You’ll need a jack, jack stands (or an alternative way to lift and support the vehicle), a tire pump, pressure gauge, lug wrench, and a tire plug kit. Once acquiring the above tools, use the following method:
- First, Lift up the vehicle with a jack and use jack stands to support it.
- Next, loosen the lug nuts on the wheel with a lug wrench (removing the wheel from the vehicle is optional, but it’s recommended because it allows you to work with the whole thing unobstructed).
- Load up a tire plug into the plug inserter.
- Inflate the tire to about 10 PSI over the recommended limit before placing it to the side and select a tire borer from the tire plug kit.
- Use the borer to enlarge the pinhole by moving it up and down the hole so the plug can fit into it, but don’t take it out when you’re done (you should use the borer to do this because it’s made to prepare the opening for the tire plug, while using another tool could make create a new leak).
- Get the plug inserter with the plug loaded in it then pull the borer out.
- Quickly use the inserter to push the plug into the hole as far as you can.
- Read the tire pressure and inflate or deflate until it’s back to the manufacturer’s recommended range.

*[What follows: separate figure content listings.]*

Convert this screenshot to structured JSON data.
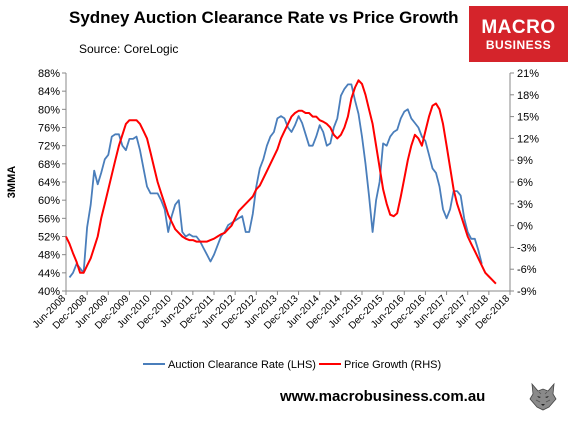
{
  "header": {
    "title": "Sydney Auction Clearance Rate vs Price Growth",
    "source": "Source: CoreLogic"
  },
  "logo": {
    "line1": "MACRO",
    "line2": "BUSINESS",
    "bg_color": "#d5242b"
  },
  "footer": {
    "website": "www.macrobusiness.com.au",
    "wolf_icon": "wolf-logo-icon"
  },
  "chart_data": {
    "type": "line",
    "title": "Sydney Auction Clearance Rate vs Price Growth",
    "ylabel": "3MMA",
    "ylim": [
      40,
      88
    ],
    "y2lim": [
      -9,
      21
    ],
    "grid": false,
    "legend_position": "bottom",
    "y_ticks": [
      "40%",
      "44%",
      "48%",
      "52%",
      "56%",
      "60%",
      "64%",
      "68%",
      "72%",
      "76%",
      "80%",
      "84%",
      "88%"
    ],
    "y2_ticks": [
      "-9%",
      "-6%",
      "-3%",
      "0%",
      "3%",
      "6%",
      "9%",
      "12%",
      "15%",
      "18%",
      "21%"
    ],
    "x_ticks": [
      "Jun-2008",
      "Dec-2008",
      "Jun-2009",
      "Dec-2009",
      "Jun-2010",
      "Dec-2010",
      "Jun-2011",
      "Dec-2011",
      "Jun-2012",
      "Dec-2012",
      "Jun-2013",
      "Dec-2013",
      "Jun-2014",
      "Dec-2014",
      "Jun-2015",
      "Dec-2015",
      "Jun-2016",
      "Dec-2016",
      "Jun-2017",
      "Dec-2017",
      "Jun-2018",
      "Dec-2018"
    ],
    "series": [
      {
        "name": "Auction Clearance Rate (LHS)",
        "axis": "left",
        "color": "#4a7ebb",
        "start": "2008-07",
        "values": [
          43,
          44,
          46,
          45,
          44,
          54,
          59,
          66.5,
          63.5,
          66,
          69,
          70,
          74,
          74.5,
          74.5,
          72,
          71,
          73.5,
          73.5,
          74,
          71,
          67,
          63,
          61.5,
          61.5,
          61.5,
          60,
          58,
          53,
          56.5,
          59,
          60,
          53,
          52,
          52.5,
          52,
          52,
          51,
          49.5,
          48,
          46.5,
          48,
          50,
          52,
          53,
          54.5,
          55,
          55.5,
          56,
          56.5,
          53,
          53,
          57,
          63,
          67,
          69,
          72,
          74,
          75,
          78,
          78.5,
          78,
          76,
          75,
          76.5,
          78.5,
          77,
          74.5,
          72,
          72,
          74,
          76.5,
          75,
          72,
          72.5,
          76,
          78,
          83,
          84.5,
          85.5,
          85.5,
          82,
          79,
          74,
          68,
          61,
          53,
          60,
          64,
          72.5,
          72,
          74,
          75,
          75.5,
          78,
          79.5,
          80,
          78,
          77,
          76,
          74,
          73,
          70,
          67,
          66,
          63,
          58,
          56,
          58,
          62,
          62,
          61,
          56,
          53,
          51.5,
          51.5,
          49,
          46
        ]
      },
      {
        "name": "Price Growth (RHS)",
        "axis": "right",
        "color": "#ff0000",
        "start": "2008-06",
        "values": [
          -1.5,
          -2.5,
          -3.8,
          -5,
          -6.5,
          -6.5,
          -5.5,
          -4.5,
          -3,
          -1.5,
          1,
          3,
          5,
          7,
          9,
          11,
          12.5,
          14,
          14.5,
          14.5,
          14.5,
          14,
          13,
          12,
          10,
          8,
          6,
          4.5,
          3,
          1.5,
          0.5,
          -0.5,
          -1,
          -1.5,
          -1.8,
          -2,
          -2,
          -2.2,
          -2.2,
          -2.2,
          -2.2,
          -2,
          -1.8,
          -1.5,
          -1.2,
          -1,
          -0.5,
          0,
          1,
          2,
          2.5,
          3,
          3.5,
          4,
          5,
          5.5,
          6.5,
          7.5,
          8.5,
          9.5,
          10.5,
          12,
          13,
          14,
          15,
          15.5,
          15.8,
          15.8,
          15.5,
          15.5,
          15,
          15,
          14.5,
          14.3,
          14,
          13.5,
          12.5,
          12,
          12.5,
          13.5,
          15,
          17.5,
          19,
          20,
          19.5,
          18,
          16,
          14,
          11,
          8,
          5,
          3,
          1.5,
          1.3,
          1.7,
          4,
          6.5,
          9,
          11,
          12.5,
          12,
          11,
          13,
          15,
          16.5,
          16.8,
          16,
          14,
          11,
          8,
          5,
          3,
          1.5,
          0,
          -1.5,
          -2.5,
          -3.5,
          -4.5,
          -5.5,
          -6.5,
          -7,
          -7.5,
          -8
        ]
      }
    ]
  }
}
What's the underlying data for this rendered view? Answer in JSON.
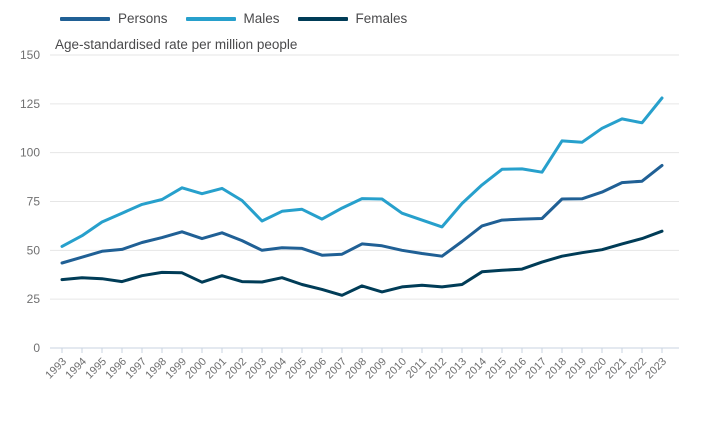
{
  "legend": {
    "items": [
      {
        "label": "Persons",
        "color": "#206095"
      },
      {
        "label": "Males",
        "color": "#27A0CC"
      },
      {
        "label": "Females",
        "color": "#003C57"
      }
    ]
  },
  "chart_data": {
    "type": "line",
    "title": "Age-standardised rate per million people",
    "xlabel": "",
    "ylabel": "Age-standardised rate per million people",
    "x": [
      1993,
      1994,
      1995,
      1996,
      1997,
      1998,
      1999,
      2000,
      2001,
      2002,
      2003,
      2004,
      2005,
      2006,
      2007,
      2008,
      2009,
      2010,
      2011,
      2012,
      2013,
      2014,
      2015,
      2016,
      2017,
      2018,
      2019,
      2020,
      2021,
      2022,
      2023
    ],
    "series": [
      {
        "name": "Persons",
        "color": "#206095",
        "values": [
          43.5,
          46.5,
          49.5,
          50.5,
          54,
          56.5,
          59.5,
          56,
          59,
          55,
          50,
          51.3,
          51,
          47.5,
          48,
          53.3,
          52.3,
          50,
          48.4,
          47,
          54.5,
          62.5,
          65.5,
          66,
          66.3,
          76.3,
          76.4,
          79.8,
          84.7,
          85.4,
          93.5
        ]
      },
      {
        "name": "Males",
        "color": "#27A0CC",
        "values": [
          52,
          57.5,
          64.5,
          69,
          73.5,
          76,
          82,
          79,
          81.7,
          75.5,
          65,
          70,
          71,
          66,
          71.6,
          76.5,
          76.3,
          69,
          65.5,
          62,
          74,
          83.5,
          91.5,
          91.7,
          90,
          106,
          105.3,
          112.5,
          117.3,
          115.3,
          128
        ]
      },
      {
        "name": "Females",
        "color": "#003C57",
        "values": [
          35,
          36,
          35.5,
          34,
          37,
          38.7,
          38.5,
          33.7,
          37,
          34,
          33.8,
          36,
          32.5,
          30,
          27,
          31.8,
          28.7,
          31.3,
          32.1,
          31.3,
          32.5,
          39,
          39.8,
          40.4,
          44,
          47,
          48.8,
          50.3,
          53.3,
          56,
          59.8
        ]
      }
    ],
    "ylim": [
      0,
      150
    ],
    "yticks": [
      0,
      25,
      50,
      75,
      100,
      125,
      150
    ],
    "grid": "horizontal",
    "legend_position": "top-left",
    "style": {
      "grid_color": "#e6e6e6",
      "axis_tick_color": "#c9d3e0",
      "tick_label_color": "#707071",
      "text_color": "#4a4a4c",
      "background": "#ffffff"
    }
  }
}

Note that adding the extra air into the tire at the start likely means you would only need to loosen the valve a little to let the excess out. However, it’s best to follow the above method to better preserve your tires.
Can You Fix A Pinhole In The Sidewall Of A Tire?
If the pinhole is located on the sidewall of a tire, you should refrain from fixing it and look into a replacement tire instead.
A tire’s sidewall, unlike the tread, does not have a steel belt underneath it for support. Therefore, once the sidewall is breached, it won’t regain its original stability.
As well, a sidewall flexes more for this reason, so fixes like plugs and patches are not going to hold for long.
In some areas, it’s actually illegal to attempt repairs on the sidewall of a tire after it gets punctured, regardless of size, due to these very risks.
To learn more, you can also read our posts on how do nails get in tires, air leaking from valve stem base, and why did someone slash your car tires.
A pinhole leak is caused by a very small puncture that slowly lets air out of tires. This kind of puncture is very difficult to spot with the naked eye, but you can uncover it by applying soapy water to the tire and looking for bubbles that form around the puncture.
A pinhole leak on the tread can be fixed by using a tire plug like you would for any other sort of puncture. However, you shouldn’t repair a pinhole if it forms on the tire sidewall, as this part of the tire usually doesn’t recover its stability.